Our SUREmAb offering of nine weeks is for standard mAbs, from trans, from transfection to stability study. And one of the things we are saying with the semi targeted transposase-based solution is we can decouple the stability study from critical path and can move even faster.

So the original offering, from, this SUREtechnology, Selexis platform, is obviously we have the SGE elements. We have the CHO-M cell line with the very fast doubling time. And we have all the, cutting edge technology in terms of single cell cloning as well as high throughput, phenotypic analysis as well as analytical tools.

But what we are bringing into this mix now is the semi-targeted solution.

So, these are basically transposase-based elements that these are mobile elements that allow for better identifying of better areas where transcription would be improved, essentially.
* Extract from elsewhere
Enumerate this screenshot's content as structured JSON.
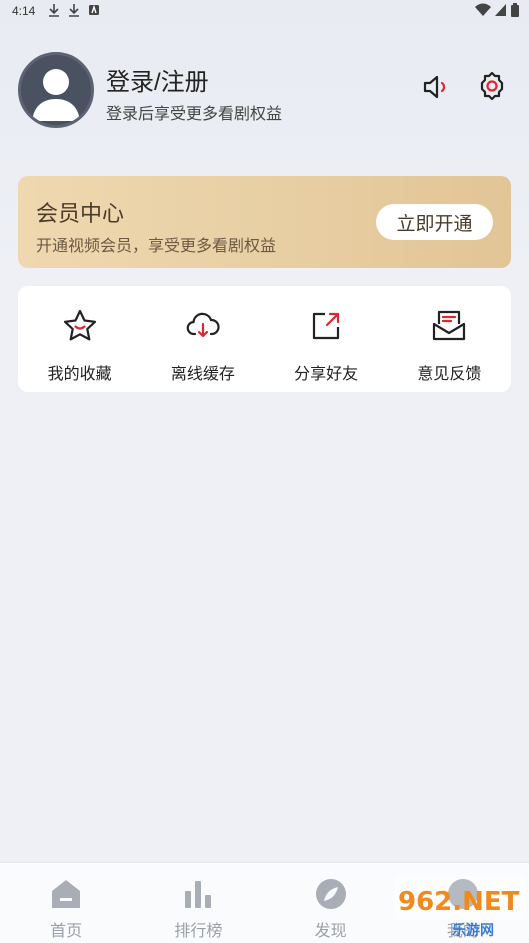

And by using this technology, what we are seeing is, if you look at the rightmost plot where we are comparing with the excess of our random integration versus what we are getting in terms of titer with semi-targeted integration, significantly better tighter, also, less copy numbers.

And some additional data from the the leftmost plot is essentially showing random integration for the same set of proteins. And then the transposase platform when we are in small scale with our standard media. And when we are going to the CELLiST basal media, which is, a KPI developed media, produced by Ajinomoto. It's off-the-shelf media now.

When we move to that media, we get even higher titer, essentially. So, as is, we are getting improved productivity.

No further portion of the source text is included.